The AFN is “deeply concerned about the lack of time and appropriate process to carry out the Crown’s consultation and consent obligations, especially given the potentially massive impact on the rights of First Nations,” it said.

Mihskakwan James Harper, a Manitoba-based board member of the non-profit Indigenous Clean Energy and the Pembina Institute, a clean-energy think-tank, says talks of shipping oil through northern Manitoba are closely connected to Ontario’s Bill 5.

However, he says the federal government’s push for new resource projects appears to be at odds with its own target of reducing net carbon emissions to zero by 2050, and that could leave First Nations communities who take part ownership of gas and oil infrastructure hanging in the future.

“That makes these pipeline investments potential stranded assets,” Harper told CBC News in a statement Friday. “Indigenous communities may be left holding the bill — not only for financial losses, but for the costly cleanup of projects abandoned by industry.”

Whether by pipeline or by rail, Harper says oil shipments through northern Manitoba would threaten surrounding lands and waters with spills, leaks, and other irreversible damage.

The Port of Churchill is “already ecologically vulnerable,” and “could become another site of risk for the sake of a project that does not serve the long-term well being of northern communities,” he said.

Jerry Daniels, grand chief of the Southern Chiefs’ Organization, which represents 32 First Nations in southern Manitoba, says leaders need to be in tune with the lands that are eyed for resource projects — especially as out-of-control wildfires have driven thousands from their homes in northern Manitoba in recent weeks.

“In rushing to build oil pipelines or energy corridors, you have to recognize that the land is alive, so whatever we do has to respect the long-term sustainability of the land,” he said Friday.

“The fires [are] already hugely damaging to the north, so we have to keep that in mind when we’re talking about large-scale development projects.”

A Cree advocate from northern Manitoba says the wildfire situation shows how “delicate” the ecological system of northern Manitoba’s boreal forest is.

“These wildfires are part of climate change, and in this day and age of climate change, why would you continue looking at resource extraction projects that would speed up the process of climate change?” Lisa Currier, who grew up in Nelson House, told CBC News on Friday.
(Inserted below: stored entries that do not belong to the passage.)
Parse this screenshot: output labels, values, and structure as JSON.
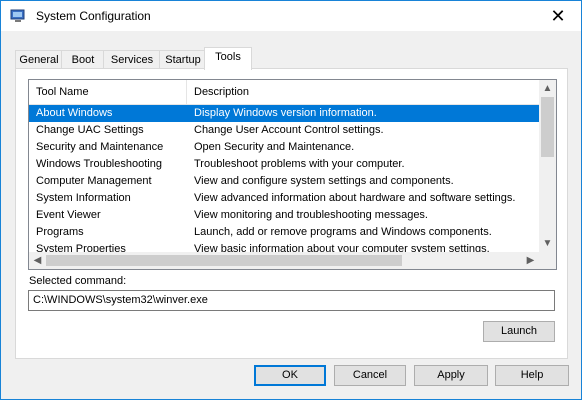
{
  "window": {
    "title": "System Configuration",
    "icon": "msconfig-icon"
  },
  "tabs": [
    {
      "label": "General",
      "active": false
    },
    {
      "label": "Boot",
      "active": false
    },
    {
      "label": "Services",
      "active": false
    },
    {
      "label": "Startup",
      "active": false
    },
    {
      "label": "Tools",
      "active": true
    }
  ],
  "list": {
    "columns": [
      "Tool Name",
      "Description"
    ],
    "rows": [
      {
        "name": "About Windows",
        "description": "Display Windows version information.",
        "selected": true
      },
      {
        "name": "Change UAC Settings",
        "description": "Change User Account Control settings."
      },
      {
        "name": "Security and Maintenance",
        "description": "Open Security and Maintenance."
      },
      {
        "name": "Windows Troubleshooting",
        "description": "Troubleshoot problems with your computer."
      },
      {
        "name": "Computer Management",
        "description": "View and configure system settings and components."
      },
      {
        "name": "System Information",
        "description": "View advanced information about hardware and software settings."
      },
      {
        "name": "Event Viewer",
        "description": "View monitoring and troubleshooting messages."
      },
      {
        "name": "Programs",
        "description": "Launch, add or remove programs and Windows components."
      },
      {
        "name": "System Properties",
        "description": "View basic information about your computer system settings."
      }
    ]
  },
  "selected_command": {
    "label": "Selected command:",
    "value": "C:\\WINDOWS\\system32\\winver.exe"
  },
  "buttons": {
    "launch": "Launch",
    "ok": "OK",
    "cancel": "Cancel",
    "apply": "Apply",
    "help": "Help"
  },
  "colors": {
    "selection": "#0078d7",
    "window_border": "#1883d7"
  }
}
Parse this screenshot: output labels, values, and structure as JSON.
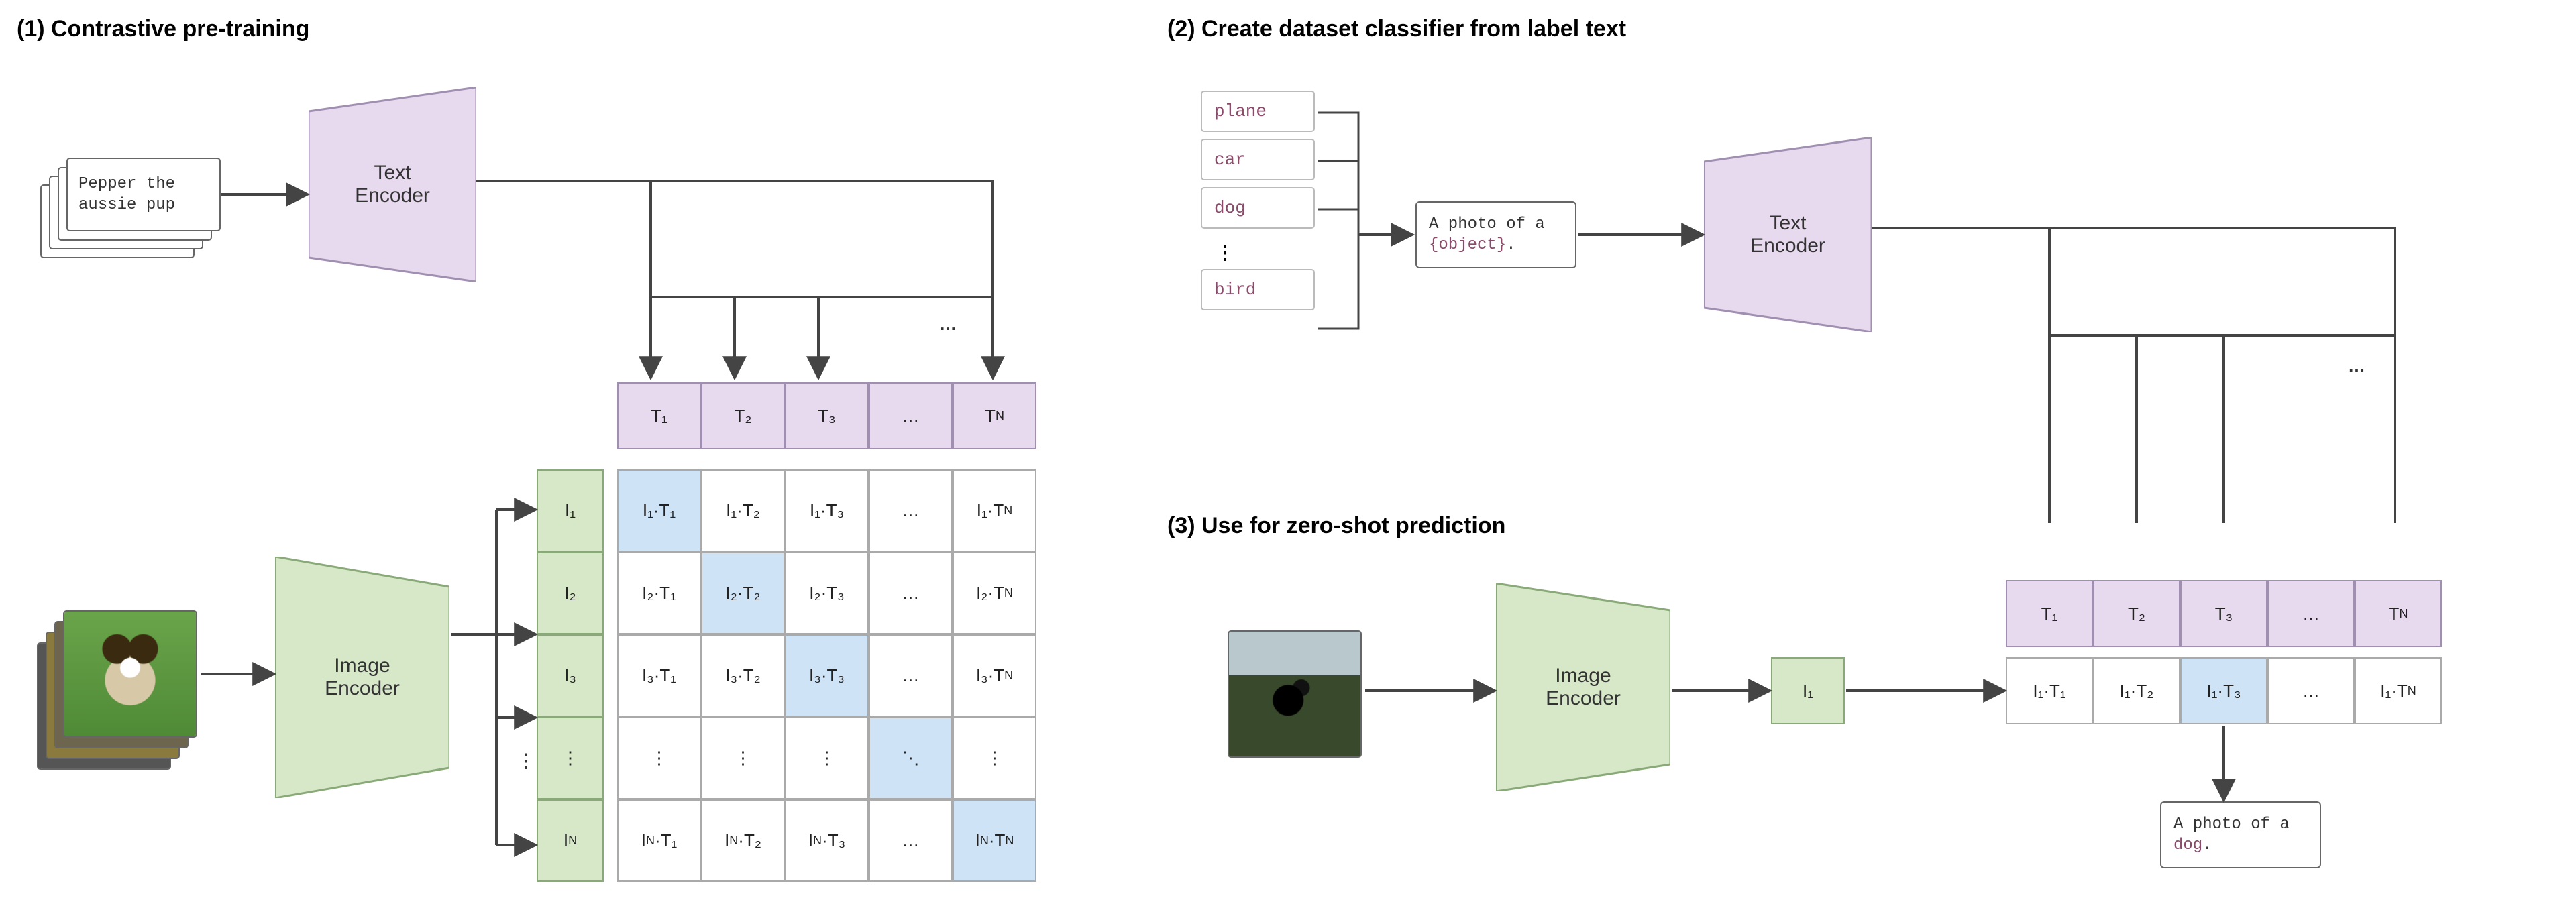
{
  "colors": {
    "purple_fill": "#e7d9ee",
    "purple_stroke": "#a08fb0",
    "green_fill": "#d7e8c9",
    "green_stroke": "#8aa978",
    "blue_highlight": "#cfe3f6",
    "arrow": "#444444"
  },
  "panel1": {
    "title": "(1) Contrastive pre-training",
    "caption": "Pepper the aussie pup",
    "text_encoder": "Text\nEncoder",
    "image_encoder": "Image\nEncoder",
    "col_heads": [
      "T₁",
      "T₂",
      "T₃",
      "…",
      "T_N"
    ],
    "row_heads": [
      "I₁",
      "I₂",
      "I₃",
      "⋮",
      "I_N"
    ],
    "matrix": [
      [
        "I₁·T₁",
        "I₁·T₂",
        "I₁·T₃",
        "…",
        "I₁·T_N"
      ],
      [
        "I₂·T₁",
        "I₂·T₂",
        "I₂·T₃",
        "…",
        "I₂·T_N"
      ],
      [
        "I₃·T₁",
        "I₃·T₂",
        "I₃·T₃",
        "…",
        "I₃·T_N"
      ],
      [
        "⋮",
        "⋮",
        "⋮",
        "⋱",
        "⋮"
      ],
      [
        "I_N·T₁",
        "I_N·T₂",
        "I_N·T₃",
        "…",
        "I_N·T_N"
      ]
    ],
    "ellipsis_top": "…"
  },
  "panel2": {
    "title": "(2) Create dataset classifier from label text",
    "labels": [
      "plane",
      "car",
      "dog",
      "bird"
    ],
    "label_ellipsis": "⋮",
    "prompt_prefix": "A photo of a ",
    "prompt_object": "{object}",
    "prompt_suffix": ".",
    "text_encoder": "Text\nEncoder",
    "ellipsis_top": "…"
  },
  "panel3": {
    "title": "(3) Use for zero-shot prediction",
    "image_encoder": "Image\nEncoder",
    "img_head": "I₁",
    "col_heads": [
      "T₁",
      "T₂",
      "T₃",
      "…",
      "T_N"
    ],
    "row": [
      "I₁·T₁",
      "I₁·T₂",
      "I₁·T₃",
      "…",
      "I₁·T_N"
    ],
    "highlight_col": 2,
    "result_prefix": "A photo of a ",
    "result_word": "dog",
    "result_suffix": "."
  }
}
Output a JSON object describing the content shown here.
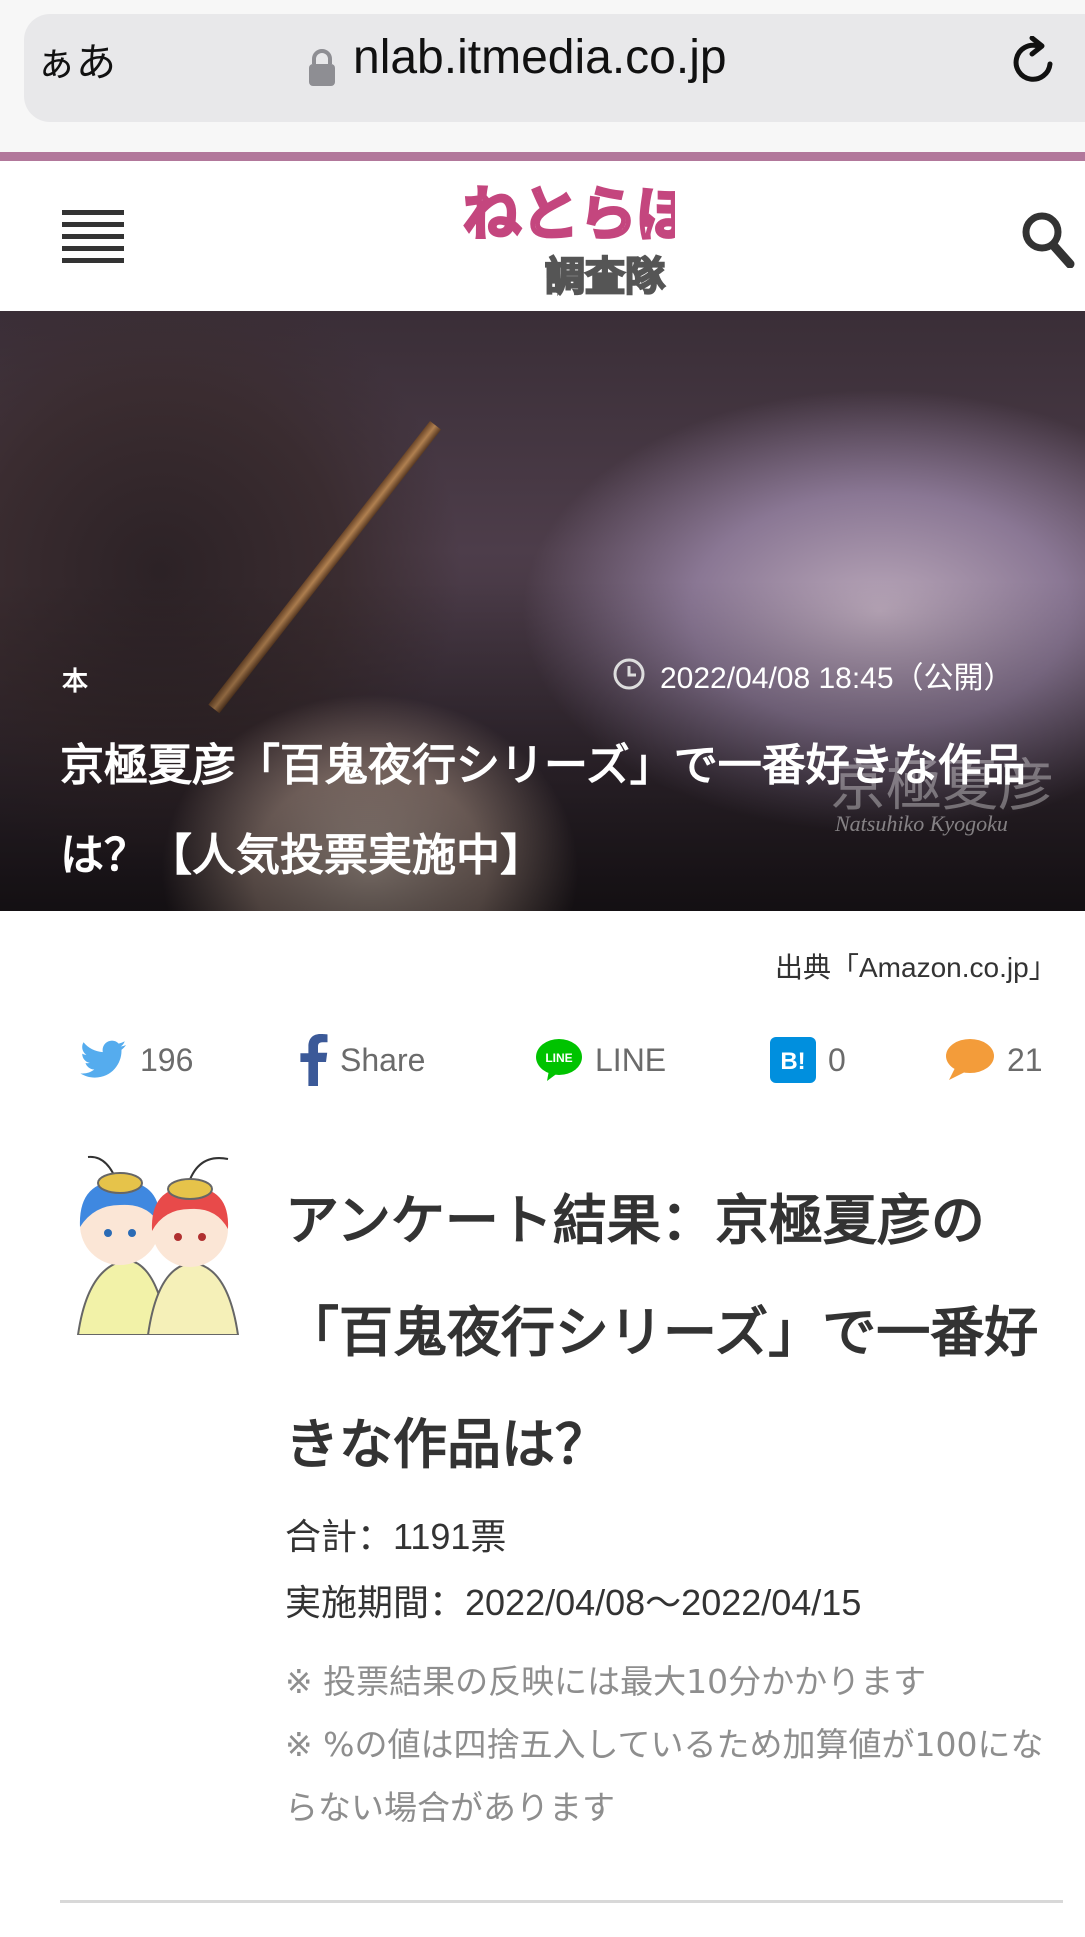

She opposes any new resource extraction projects in the north, saying Manitoba is not a “blank map for industrial exploitation.”

“These are living territories, not stockpiles, and treating them as commodities erases our responsibilities and our inherent rights,” she said.

Attempts to fast-track resource extraction projects could spark protests across the country down the line, Currier said.

“Our resistance to this is not radical. It’s our responsibility to the Earth and to our inherent right as Indigenous people, the original people of this land.”